Painting a city, one block at a time
How the world blooms into color — twelve hand-tuned hues, region by region, as you walk.
The single most important decision in Rainbow Wander is also the smallest: what color does this block become?
Get it wrong and the map looks like a clown threw up on it. Get it right and your neighborhood becomes something you actually want to look at — a soft, warm, hand-painted version of the streets you already know.
Twelve hues, gently tuned
The world blooms into one of twelve colors — poppy, coral, marigold, sunshine, meadow, fern, lagoon, sky, cornflower, iris, orchid, bubblegum. They’re vivid, but never harsh. Every one was nudged warmer and a touch softer than its “pure” version, so the whole map feels like a storybook instead of a screen.
Regions, not pixels
Color isn’t assigned block-by-block at random.

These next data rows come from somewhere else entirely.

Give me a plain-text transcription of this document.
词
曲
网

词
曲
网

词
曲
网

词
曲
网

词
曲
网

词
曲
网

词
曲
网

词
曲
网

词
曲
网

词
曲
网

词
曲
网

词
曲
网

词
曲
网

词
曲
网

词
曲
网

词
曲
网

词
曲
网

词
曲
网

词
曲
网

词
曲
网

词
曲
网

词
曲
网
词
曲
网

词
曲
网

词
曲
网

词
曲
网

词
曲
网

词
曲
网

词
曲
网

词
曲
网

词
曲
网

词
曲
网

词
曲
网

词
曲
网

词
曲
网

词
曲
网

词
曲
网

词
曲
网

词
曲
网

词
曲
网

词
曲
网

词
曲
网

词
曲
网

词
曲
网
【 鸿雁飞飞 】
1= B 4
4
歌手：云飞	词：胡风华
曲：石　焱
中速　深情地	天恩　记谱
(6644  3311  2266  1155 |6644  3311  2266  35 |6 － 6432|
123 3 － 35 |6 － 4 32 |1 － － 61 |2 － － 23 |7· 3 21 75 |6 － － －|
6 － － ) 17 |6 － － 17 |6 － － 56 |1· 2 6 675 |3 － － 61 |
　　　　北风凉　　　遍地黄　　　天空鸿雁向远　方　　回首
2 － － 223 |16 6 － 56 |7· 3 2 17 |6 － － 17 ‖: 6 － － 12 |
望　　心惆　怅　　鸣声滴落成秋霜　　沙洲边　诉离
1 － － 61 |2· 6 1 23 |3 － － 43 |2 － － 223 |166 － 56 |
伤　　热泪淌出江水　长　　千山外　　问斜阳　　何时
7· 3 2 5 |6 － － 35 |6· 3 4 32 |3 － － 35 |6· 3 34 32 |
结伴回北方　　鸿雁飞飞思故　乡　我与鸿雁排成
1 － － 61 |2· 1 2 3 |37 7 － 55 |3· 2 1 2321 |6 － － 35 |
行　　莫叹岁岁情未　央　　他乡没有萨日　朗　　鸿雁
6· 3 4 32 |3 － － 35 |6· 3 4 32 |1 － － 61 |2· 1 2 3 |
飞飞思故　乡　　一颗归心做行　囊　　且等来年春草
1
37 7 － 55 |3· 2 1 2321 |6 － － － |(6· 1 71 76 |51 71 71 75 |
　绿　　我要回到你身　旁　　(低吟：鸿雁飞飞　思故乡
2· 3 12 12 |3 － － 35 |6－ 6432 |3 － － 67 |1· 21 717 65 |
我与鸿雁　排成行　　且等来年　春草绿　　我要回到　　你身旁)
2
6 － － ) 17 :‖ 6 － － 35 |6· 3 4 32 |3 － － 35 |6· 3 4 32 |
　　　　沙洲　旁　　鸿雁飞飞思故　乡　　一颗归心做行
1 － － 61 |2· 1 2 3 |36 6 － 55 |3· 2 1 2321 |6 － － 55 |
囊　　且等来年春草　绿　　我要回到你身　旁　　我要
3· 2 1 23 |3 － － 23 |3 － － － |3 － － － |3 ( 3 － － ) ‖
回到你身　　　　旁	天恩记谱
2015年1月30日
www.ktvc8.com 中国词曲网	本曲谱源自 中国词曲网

The city is divided into regions about 445 metres across, and each region commits to a single hue. Walk a few streets and you’ll notice a neighborhood of color forming — a marigold quarter, a lagoon stretch by the water. It rewards wandering, which is the entire point.
The bloom
When a block finally fills in, it doesn’t just snap on. It blooms — a little pop, a breath of glow, sometimes a drift of petals or a tiny festival lantern. It’s the payoff for showing up, and it had to feel like a small, good thing happening. Because that’s what a walk is.